Josh Kline: You could replace the carts. You know, they should just be, like --
MD: But sourced from what time period?
Josh Kline: No no, they should be these carts. But if you need -- like, if the carts break, you could buy new ones.
CMU: So that -- OK.
MD: Two thousand fourteen ones?
Josh Kline: I mean, this model I think is not specific to 2014.
MD: I don’t think it is. It hasn’t changed in 20 years.
Josh Kline: But I think the bigger issue is just, hey, this cart fits the sculptures.
CMU: Good point.
Josh Kline: And the others are different. You know, like, they’d have, like, different structures, different trays, different size trays. So that would change the work.
CMU: Yeah.
Josh Kline: But these specific -- I’m not attached to these specific carts. I like the model of the cart, but these actual specific carts that are here, if they break, I’m not going to sob tears --
MD: There’s a lot of conservators right now, rapid prototyping, making fills and parts, and it works because the conservators are using something that’s not used in the work of art, different material.
Josh Kline: Sure.
MD: For your work, I could see where we -- if we’d ever want to do something -- so we would never want to rapid-prototype your cart.

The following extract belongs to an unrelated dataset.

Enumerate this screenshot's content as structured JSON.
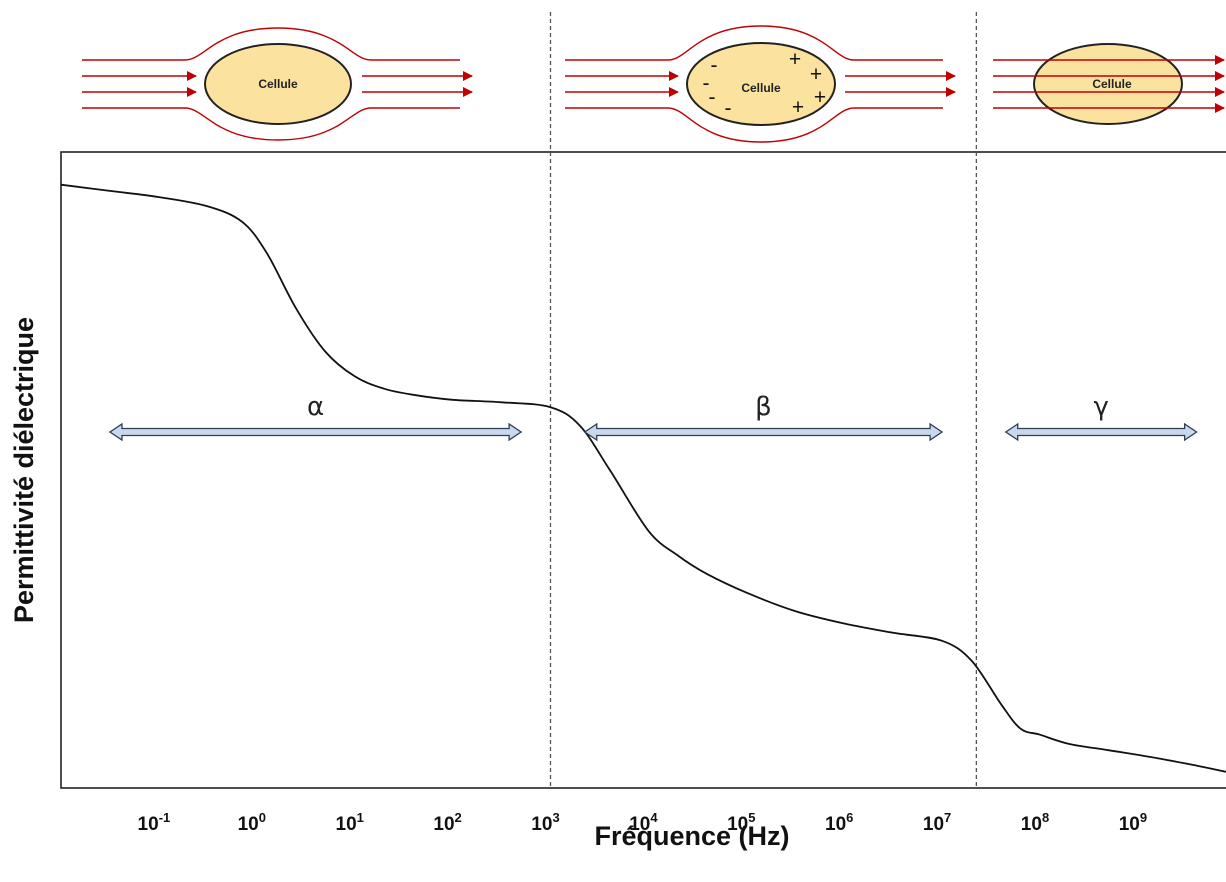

Josh Kline: I don’t know. Like, I mean, like a hundred years from now, or even, like, forty years from now, maybe that would be the most cost-effective thing to do, you know? I guess I keep coming back to these video analogies, but at a certain point, it will become easier to, like, produce, like a CRT monitor, like to print a CRT monitor, or whatever, than to go hunting for an old one and then refurbish it. I’d say the same thing with the carts. Like, I really believe that, again, assuming that Trump doesn’t destroy the planet and his successors, and that we’re not all, like -- that we don’t head back to the stone age with a smaller population, like these technologies will continue to advance. I think people will be shocked at how radical the possibilities are that they present us with fifty years from now, a hundred years from now. I mean, it’s moving quite quickly, you know? I think there will come a point where, like, it’s no problem to print an object, in this material. It’s just like, does a file exist for the cart? Or do we just, like, you know, draw one up in the computer, or whatever?
CMU: It really changes our whole notion of preservation, it really does, coming -- thinking about this.
MD: Because what you’re saying of whatever is reasonable, you think about people and you think about their lives and what they’re going through -- we don’t get that all the time. Sometimes it’s, go through whatever means. I want it perfect, I want it now. And I don’t care what it costs --
CMU: Just like that --
MD: -- and this is what it’s got to be.
Josh Kline: Oh, yeah. Well, I mean, I’d rather the work exists and be shown.
CMU: No, exactly. But it’s so interesting to think of what this is really going to look like in 20 years. You know, really.
MD: And when it starts to look dated. I mean, our eyes can’t see it, right?
CMU: Yeah. Yeah.
MD: So I had to think to myself, like, a 1970s, you know, TV set.
Josh Kline: I think it will --
MD: I had to think about what it’s going to look like.
Josh Kline: I think it will look pretty dated soon. You know? Like, I think with the lights and everything, it will, you know, very soon, I think we’re heading into that --
MD: The strip lighting already --
Josh Kline: -- the stage where, like, you know, this color -- it just, you know, like, you know, just thinking about the early 2010s, you know, it’s going into that part of -- we’re flushing it out of the system.
CMU: Yeah, we are. We are.
Josh Kline: So it will look, I think, very, very dated, like, soon. Then probably by, I don’t know, 2035, it will have come around, you know, with everything else. Then it will look vintage, or whatever. You know? Then it will just become historical.
MD: And how did Aleyda react when she saw herself?
Josh Kline: Well, she came with her son and her sister. They were just taking selfies. You know, she also -- I mean, she was both amused by them, but also, like, you know, she looked at them and she’s, like, “Oh, this is my life.” So I don’t think -- because, you know, I was a little worried. Like, I talked to her about it. I think we had even maybe sent her, like, you know, these things called “turntables,” video previews of the sculptures. And she -- you know, but I was still, like, how is she going to react when she sees these things? And she came to the EFA Gallery, and she was just, like, “Oh, yeah, this is my life.” She seemed -- she was into it, you know. She was, like --
CMU: She’s beautiful, in a way. She’s very beautiful.
Josh Kline: No, she is. You know, like, she
CMU: I’m not sure how I’d feel seeing my head on a cart.
Josh Kline: She, you know, knelt down next to it, and her sister took her photo.